Economic recovery in Gaza will simply not be possible without lifting restrictions on movement of goods and people, reopening trade with the West Bank, Israel and beyond, and repairing and rehabilitating damaged social and economic infrastructure. There can be no security for Israel without socio-economic development for Palestinians and without respect for fundamental rights and freedoms.
Real friends of Israel need to argue that Israeli actions are not only morally wrong, but they are increasingly turning other nations and peoples against Israel. These coercive actions are therefore counterproductive and result in a permanent state of strategic failure for Israel.
This Israeli coercive mindset against the Palestinians is self-defeating. The harsh socio-economic conditions which Israel has created in Gaza are now an incubator for violent extremism. Israeli coercion plays into the hands of Hamas. Palestinians needlessly see Hamas as freedom fighters and champions of Palestinian economic rights.

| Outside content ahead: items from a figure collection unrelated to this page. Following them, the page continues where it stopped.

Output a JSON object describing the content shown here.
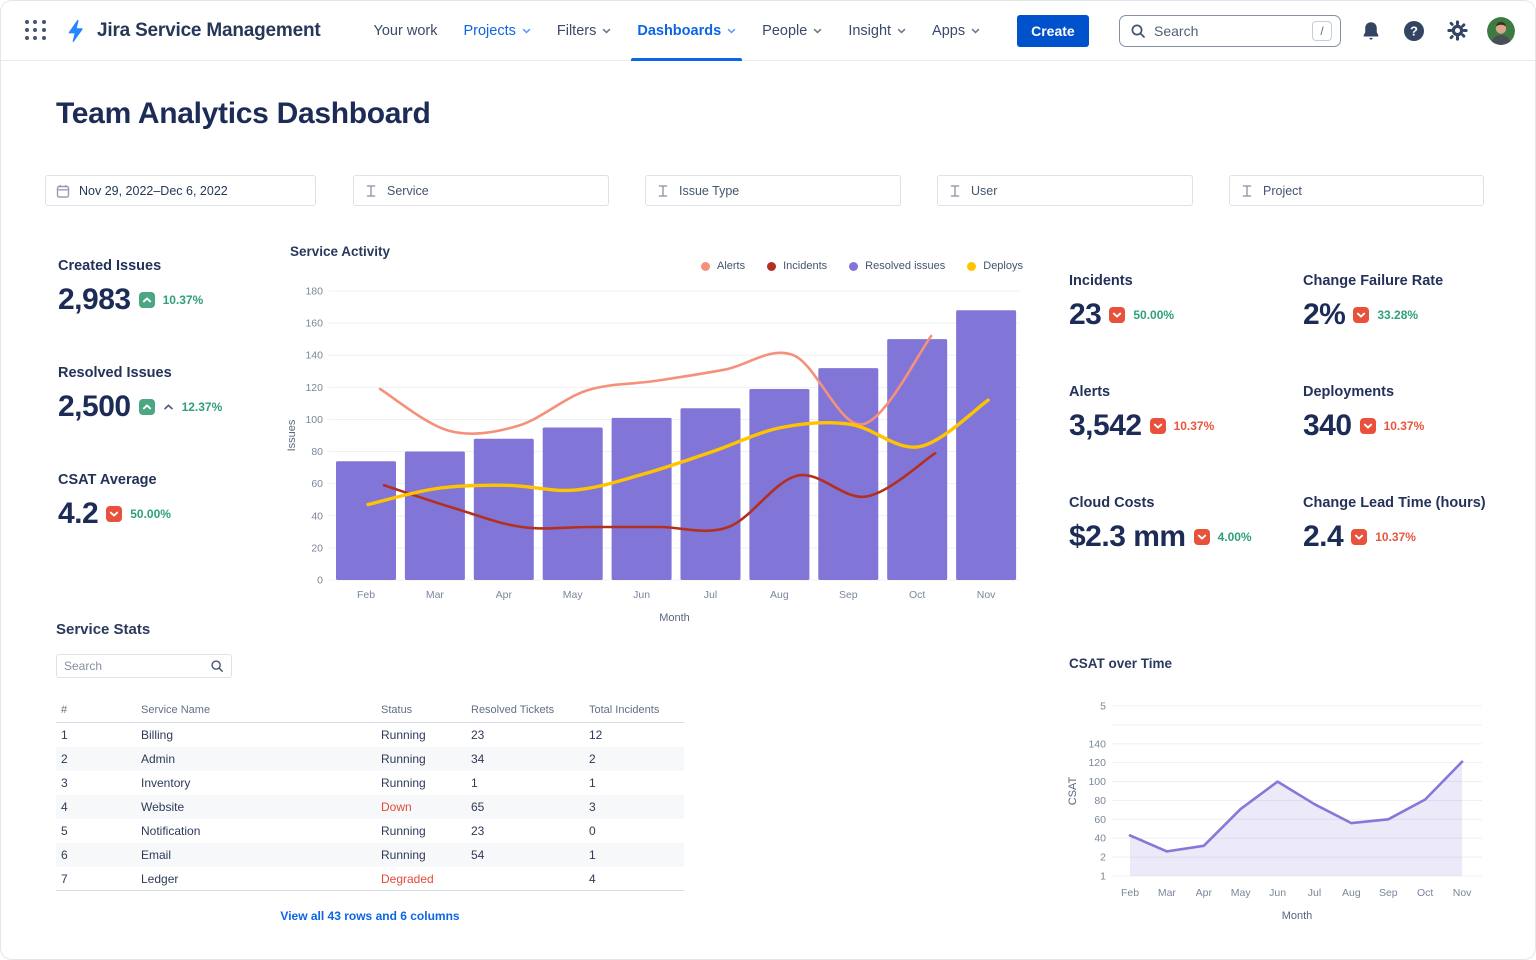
{
  "nav": {
    "product": "Jira Service Management",
    "items": [
      {
        "label": "Your work",
        "style": "dark",
        "chevron": false
      },
      {
        "label": "Projects",
        "style": "blue",
        "chevron": true
      },
      {
        "label": "Filters",
        "style": "dark",
        "chevron": true
      },
      {
        "label": "Dashboards",
        "style": "active",
        "chevron": true
      },
      {
        "label": "People",
        "style": "dark",
        "chevron": true
      },
      {
        "label": "Insight",
        "style": "dark",
        "chevron": true
      },
      {
        "label": "Apps",
        "style": "dark",
        "chevron": true
      }
    ],
    "create_label": "Create",
    "search_placeholder": "Search",
    "search_shortcut": "/"
  },
  "page": {
    "title": "Team Analytics Dashboard"
  },
  "filters": [
    {
      "label": "Nov 29, 2022–Dec 6, 2022",
      "icon": "calendar",
      "dark": true
    },
    {
      "label": "Service",
      "icon": "filter",
      "dark": false
    },
    {
      "label": "Issue Type",
      "icon": "filter",
      "dark": false
    },
    {
      "label": "User",
      "icon": "filter",
      "dark": false
    },
    {
      "label": "Project",
      "icon": "filter",
      "dark": false
    }
  ],
  "kpis_left": [
    {
      "label": "Created Issues",
      "value": "2,983",
      "trend": "up",
      "change": "10.37%",
      "tone": "pos",
      "caret": false
    },
    {
      "label": "Resolved Issues",
      "value": "2,500",
      "trend": "up",
      "change": "12.37%",
      "tone": "pos",
      "caret": true
    },
    {
      "label": "CSAT Average",
      "value": "4.2",
      "trend": "down",
      "change": "50.00%",
      "tone": "pos",
      "caret": false
    }
  ],
  "kpis_right": [
    {
      "label": "Incidents",
      "value": "23",
      "trend": "down",
      "change": "50.00%",
      "tone": "pos",
      "caret": false
    },
    {
      "label": "Change Failure Rate",
      "value": "2%",
      "trend": "down",
      "change": "33.28%",
      "tone": "pos",
      "caret": false
    },
    {
      "label": "Alerts",
      "value": "3,542",
      "trend": "down",
      "change": "10.37%",
      "tone": "neg",
      "caret": false
    },
    {
      "label": "Deployments",
      "value": "340",
      "trend": "down",
      "change": "10.37%",
      "tone": "neg",
      "caret": false
    },
    {
      "label": "Cloud Costs",
      "value": "$2.3 mm",
      "trend": "down",
      "change": "4.00%",
      "tone": "pos",
      "caret": false
    },
    {
      "label": "Change Lead Time (hours)",
      "value": "2.4",
      "trend": "down",
      "change": "10.37%",
      "tone": "neg",
      "caret": false
    }
  ],
  "service_stats": {
    "title": "Service Stats",
    "search_placeholder": "Search",
    "columns": [
      "#",
      "Service Name",
      "Status",
      "Resolved Tickets",
      "Total Incidents"
    ],
    "rows": [
      [
        "1",
        "Billing",
        "Running",
        "23",
        "12"
      ],
      [
        "2",
        "Admin",
        "Running",
        "34",
        "2"
      ],
      [
        "3",
        "Inventory",
        "Running",
        "1",
        "1"
      ],
      [
        "4",
        "Website",
        "Down",
        "65",
        "3"
      ],
      [
        "5",
        "Notification",
        "Running",
        "23",
        "0"
      ],
      [
        "6",
        "Email",
        "Running",
        "54",
        "1"
      ],
      [
        "7",
        "Ledger",
        "Degraded",
        "",
        "4"
      ]
    ],
    "footer_link": "View all 43 rows and 6 columns"
  },
  "chart_data": [
    {
      "type": "bar",
      "title": "Service Activity",
      "xlabel": "Month",
      "ylabel": "Issues",
      "categories": [
        "Feb",
        "Mar",
        "Apr",
        "May",
        "Jun",
        "Jul",
        "Aug",
        "Sep",
        "Oct",
        "Nov"
      ],
      "ylim": [
        0,
        180
      ],
      "ytick_step": 20,
      "grid": true,
      "legend_position": "top-right",
      "series": [
        {
          "name": "Resolved issues",
          "type": "bar",
          "color": "#8176D7",
          "values": [
            74,
            80,
            88,
            95,
            101,
            107,
            119,
            132,
            150,
            168
          ]
        },
        {
          "name": "Alerts",
          "type": "line",
          "color": "#F5917A",
          "values": [
            119,
            93,
            96,
            118,
            124,
            131,
            140,
            97,
            152,
            null
          ]
        },
        {
          "name": "Incidents",
          "type": "line",
          "color": "#B2301F",
          "values": [
            59,
            45,
            33,
            33,
            33,
            33,
            65,
            52,
            79,
            null
          ]
        },
        {
          "name": "Deploys",
          "type": "line",
          "color": "#FFC400",
          "values": [
            47,
            57,
            59,
            56,
            66,
            80,
            95,
            97,
            83,
            112
          ]
        }
      ]
    },
    {
      "type": "area",
      "title": "CSAT over Time",
      "xlabel": "Month",
      "ylabel": "CSAT",
      "categories": [
        "Feb",
        "Mar",
        "Apr",
        "May",
        "Jun",
        "Jul",
        "Aug",
        "Sep",
        "Oct",
        "Nov"
      ],
      "values": [
        43,
        26,
        32,
        71,
        100,
        76,
        56,
        60,
        81,
        121
      ],
      "ylim": [
        0,
        180
      ],
      "ytick_labels_top_to_bottom": [
        "5",
        "",
        "140",
        "120",
        "100",
        "80",
        "60",
        "40",
        "2",
        "1"
      ],
      "grid": true,
      "color": "#8777D9",
      "fill": "rgba(135,119,217,0.16)"
    }
  ]
}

Instead of offering the Palestinians a worse alternative than Hamas, Israel needs to offer the Palestinians a better economic alternative. Israel needs to learn that there can be no durable security for its people without shared prosperity between Israelis and Palestinians. Israel needs to lift the economic blockade to help reconstruction in Gaza. But even if that happened, Palestinian infighting between Fatah and Hamas prevents the subsequent delivery of reconstruction money inside Gaza. Therefore, Gaza reconstruction cannot happen until there’s Hamas-Fatah reconciliation as well.
Toward this end, US strategists need to persuade their counterparts to support groups and initiatives such as “Break the Impasse,” a group of Israeli and Palestinian businessmen who want to work together to turn enemies into friends. One thing is certain. Both sides to the conflict – Israelis and Palestinians – have to emerge with something that makes them willing to give peace a chance.